In the opening verses of Genesis 1, we see God created the heavens and the earth by his Word. From a nothing, God filled out his creation. On the sixth day, he created man and woman in his own image and placed them in his already ordered world to bear his image. But what does it mean to bear His image? We are told in the following verses: to fill and subdue the world—in other words, those things which God himself has been doing already.
The word “fill” means completing and replenishing the creation. God’s finished creation was prepared for us to complete, develop, and cultivate. This is what Adam did with the animals, naming the animals that God had already put there to further develop God’s creation. Through a naming system, Adam translated the animal kingdom into something understandable. He created culture.

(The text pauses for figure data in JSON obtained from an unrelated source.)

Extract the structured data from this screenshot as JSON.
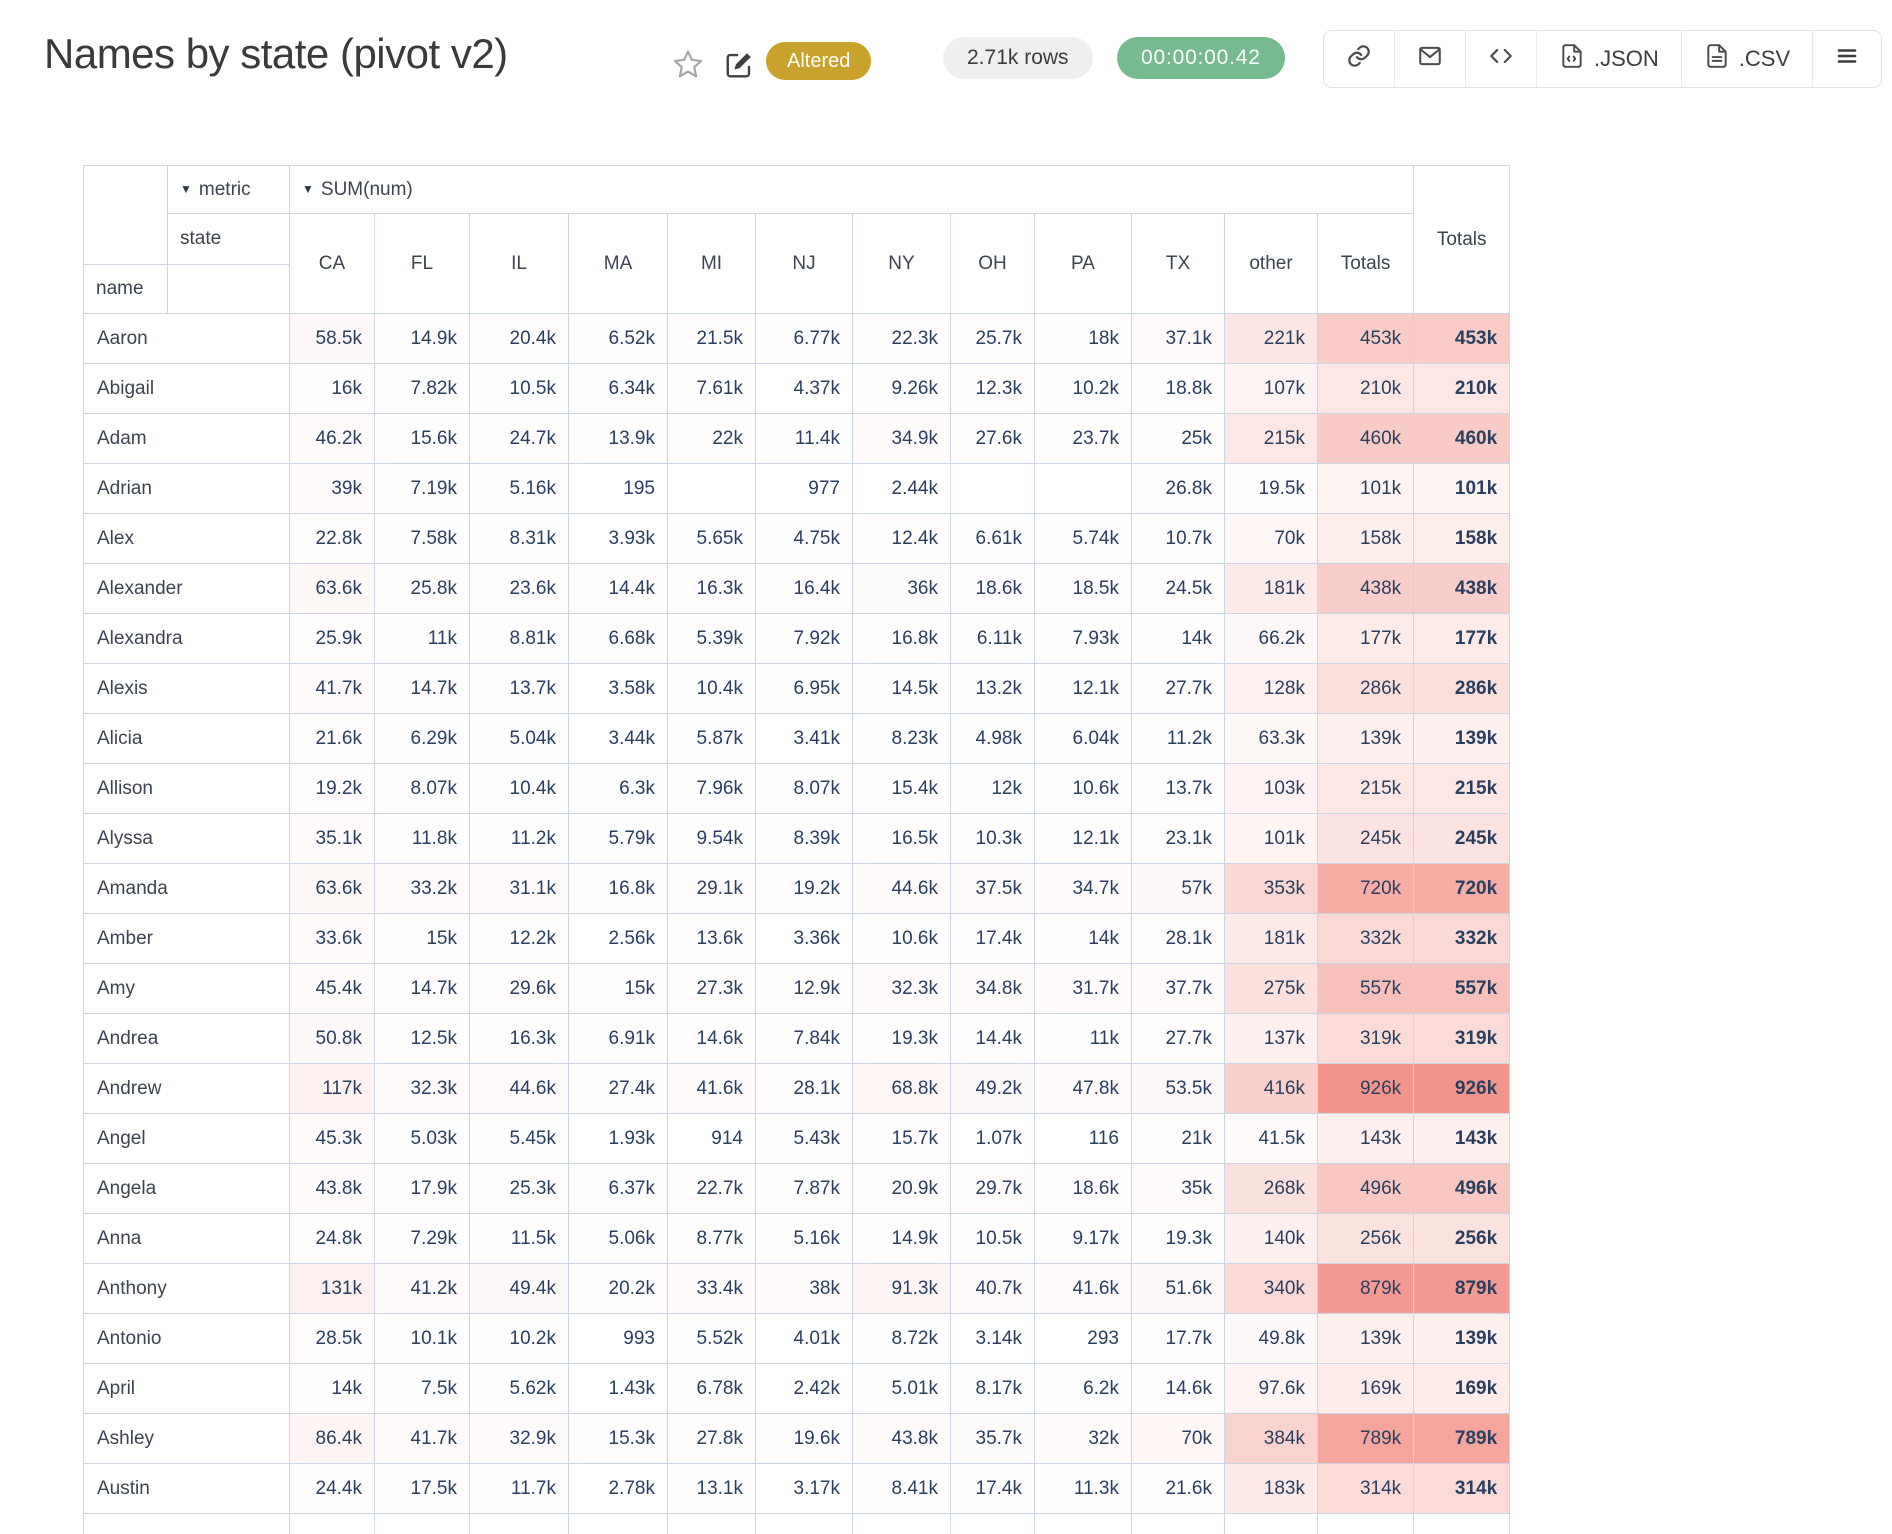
{
  "header": {
    "title": "Names by state (pivot v2)",
    "status_badge": "Altered",
    "rows_count": "2.71k rows",
    "duration": "00:00:00.42",
    "toolbar": {
      "json_label": ".JSON",
      "csv_label": ".CSV"
    }
  },
  "colors": {
    "accent_altered": "#c9a22b",
    "rows_badge_bg": "#efefef",
    "timer_green": "#76bb8f",
    "heat_max": "#f2968c",
    "table_border": "#cbd5e3",
    "number_text": "#2a3f5f"
  },
  "pivot": {
    "dropdown_arrow": "▼",
    "aggregator_axis_label": "metric",
    "aggregator_value": "SUM(num)",
    "col_axis_label": "state",
    "row_axis_label": "name",
    "col_headers": [
      "CA",
      "FL",
      "IL",
      "MA",
      "MI",
      "NJ",
      "NY",
      "OH",
      "PA",
      "TX",
      "other",
      "Totals"
    ],
    "row_totals_header": "Totals",
    "rows": [
      {
        "name": "Aaron",
        "values": [
          "58.5k",
          "14.9k",
          "20.4k",
          "6.52k",
          "21.5k",
          "6.77k",
          "22.3k",
          "25.7k",
          "18k",
          "37.1k",
          "221k",
          "453k"
        ],
        "total": "453k"
      },
      {
        "name": "Abigail",
        "values": [
          "16k",
          "7.82k",
          "10.5k",
          "6.34k",
          "7.61k",
          "4.37k",
          "9.26k",
          "12.3k",
          "10.2k",
          "18.8k",
          "107k",
          "210k"
        ],
        "total": "210k"
      },
      {
        "name": "Adam",
        "values": [
          "46.2k",
          "15.6k",
          "24.7k",
          "13.9k",
          "22k",
          "11.4k",
          "34.9k",
          "27.6k",
          "23.7k",
          "25k",
          "215k",
          "460k"
        ],
        "total": "460k"
      },
      {
        "name": "Adrian",
        "values": [
          "39k",
          "7.19k",
          "5.16k",
          "195",
          "",
          "977",
          "2.44k",
          "",
          "",
          "26.8k",
          "19.5k",
          "101k"
        ],
        "total": "101k"
      },
      {
        "name": "Alex",
        "values": [
          "22.8k",
          "7.58k",
          "8.31k",
          "3.93k",
          "5.65k",
          "4.75k",
          "12.4k",
          "6.61k",
          "5.74k",
          "10.7k",
          "70k",
          "158k"
        ],
        "total": "158k"
      },
      {
        "name": "Alexander",
        "values": [
          "63.6k",
          "25.8k",
          "23.6k",
          "14.4k",
          "16.3k",
          "16.4k",
          "36k",
          "18.6k",
          "18.5k",
          "24.5k",
          "181k",
          "438k"
        ],
        "total": "438k"
      },
      {
        "name": "Alexandra",
        "values": [
          "25.9k",
          "11k",
          "8.81k",
          "6.68k",
          "5.39k",
          "7.92k",
          "16.8k",
          "6.11k",
          "7.93k",
          "14k",
          "66.2k",
          "177k"
        ],
        "total": "177k"
      },
      {
        "name": "Alexis",
        "values": [
          "41.7k",
          "14.7k",
          "13.7k",
          "3.58k",
          "10.4k",
          "6.95k",
          "14.5k",
          "13.2k",
          "12.1k",
          "27.7k",
          "128k",
          "286k"
        ],
        "total": "286k"
      },
      {
        "name": "Alicia",
        "values": [
          "21.6k",
          "6.29k",
          "5.04k",
          "3.44k",
          "5.87k",
          "3.41k",
          "8.23k",
          "4.98k",
          "6.04k",
          "11.2k",
          "63.3k",
          "139k"
        ],
        "total": "139k"
      },
      {
        "name": "Allison",
        "values": [
          "19.2k",
          "8.07k",
          "10.4k",
          "6.3k",
          "7.96k",
          "8.07k",
          "15.4k",
          "12k",
          "10.6k",
          "13.7k",
          "103k",
          "215k"
        ],
        "total": "215k"
      },
      {
        "name": "Alyssa",
        "values": [
          "35.1k",
          "11.8k",
          "11.2k",
          "5.79k",
          "9.54k",
          "8.39k",
          "16.5k",
          "10.3k",
          "12.1k",
          "23.1k",
          "101k",
          "245k"
        ],
        "total": "245k"
      },
      {
        "name": "Amanda",
        "values": [
          "63.6k",
          "33.2k",
          "31.1k",
          "16.8k",
          "29.1k",
          "19.2k",
          "44.6k",
          "37.5k",
          "34.7k",
          "57k",
          "353k",
          "720k"
        ],
        "total": "720k"
      },
      {
        "name": "Amber",
        "values": [
          "33.6k",
          "15k",
          "12.2k",
          "2.56k",
          "13.6k",
          "3.36k",
          "10.6k",
          "17.4k",
          "14k",
          "28.1k",
          "181k",
          "332k"
        ],
        "total": "332k"
      },
      {
        "name": "Amy",
        "values": [
          "45.4k",
          "14.7k",
          "29.6k",
          "15k",
          "27.3k",
          "12.9k",
          "32.3k",
          "34.8k",
          "31.7k",
          "37.7k",
          "275k",
          "557k"
        ],
        "total": "557k"
      },
      {
        "name": "Andrea",
        "values": [
          "50.8k",
          "12.5k",
          "16.3k",
          "6.91k",
          "14.6k",
          "7.84k",
          "19.3k",
          "14.4k",
          "11k",
          "27.7k",
          "137k",
          "319k"
        ],
        "total": "319k"
      },
      {
        "name": "Andrew",
        "values": [
          "117k",
          "32.3k",
          "44.6k",
          "27.4k",
          "41.6k",
          "28.1k",
          "68.8k",
          "49.2k",
          "47.8k",
          "53.5k",
          "416k",
          "926k"
        ],
        "total": "926k"
      },
      {
        "name": "Angel",
        "values": [
          "45.3k",
          "5.03k",
          "5.45k",
          "1.93k",
          "914",
          "5.43k",
          "15.7k",
          "1.07k",
          "116",
          "21k",
          "41.5k",
          "143k"
        ],
        "total": "143k"
      },
      {
        "name": "Angela",
        "values": [
          "43.8k",
          "17.9k",
          "25.3k",
          "6.37k",
          "22.7k",
          "7.87k",
          "20.9k",
          "29.7k",
          "18.6k",
          "35k",
          "268k",
          "496k"
        ],
        "total": "496k"
      },
      {
        "name": "Anna",
        "values": [
          "24.8k",
          "7.29k",
          "11.5k",
          "5.06k",
          "8.77k",
          "5.16k",
          "14.9k",
          "10.5k",
          "9.17k",
          "19.3k",
          "140k",
          "256k"
        ],
        "total": "256k"
      },
      {
        "name": "Anthony",
        "values": [
          "131k",
          "41.2k",
          "49.4k",
          "20.2k",
          "33.4k",
          "38k",
          "91.3k",
          "40.7k",
          "41.6k",
          "51.6k",
          "340k",
          "879k"
        ],
        "total": "879k"
      },
      {
        "name": "Antonio",
        "values": [
          "28.5k",
          "10.1k",
          "10.2k",
          "993",
          "5.52k",
          "4.01k",
          "8.72k",
          "3.14k",
          "293",
          "17.7k",
          "49.8k",
          "139k"
        ],
        "total": "139k"
      },
      {
        "name": "April",
        "values": [
          "14k",
          "7.5k",
          "5.62k",
          "1.43k",
          "6.78k",
          "2.42k",
          "5.01k",
          "8.17k",
          "6.2k",
          "14.6k",
          "97.6k",
          "169k"
        ],
        "total": "169k"
      },
      {
        "name": "Ashley",
        "values": [
          "86.4k",
          "41.7k",
          "32.9k",
          "15.3k",
          "27.8k",
          "19.6k",
          "43.8k",
          "35.7k",
          "32k",
          "70k",
          "384k",
          "789k"
        ],
        "total": "789k"
      },
      {
        "name": "Austin",
        "values": [
          "24.4k",
          "17.5k",
          "11.7k",
          "2.78k",
          "13.1k",
          "3.17k",
          "8.41k",
          "17.4k",
          "11.3k",
          "21.6k",
          "183k",
          "314k"
        ],
        "total": "314k"
      }
    ],
    "partial_row": true
  }
}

At the same time, we know the story takes a turn in Genesis 3 with the corruption of sin and creates a tension between “good, but fallen.” This means that as we reflect on culture, we must deal with this tension, being sensitive to and affirming local cultures while also being be committed to their transformation.
When Finns and Swedes argue over the flag, this witnesses to the fact that the cultures are indeed different, which is part of God’s good plan. But the strife between the cultures is not. Likewise, the Finnish affinity with nature should lead them closer to God as Creator, but Finnish culture can worship nature as a kind of God. And we can affirm the goodness of food and drink in the feasting of Juhannus, but all too often it crosses the line into drunkenness and gluttony.
Christians can rightly enjoy the Finnish cultural good of Juhannus. Let us go to the cabin, enjoy the outdoors, grill the makkara, crank up the sauna—and of course, be back for church on Sunday!
And let’s also take the time to reflect on these traditions, learning from those most acquainted with the culture to better understand it. For non-Finns and Finns alike, we should be able to discuss the connections Juhannus has to wider values and worldviews in Finland, looking through the biblical lens to discern what we can affirm and what we should seek to redeem. Arguably, those discussions are best undertaken in the sauna!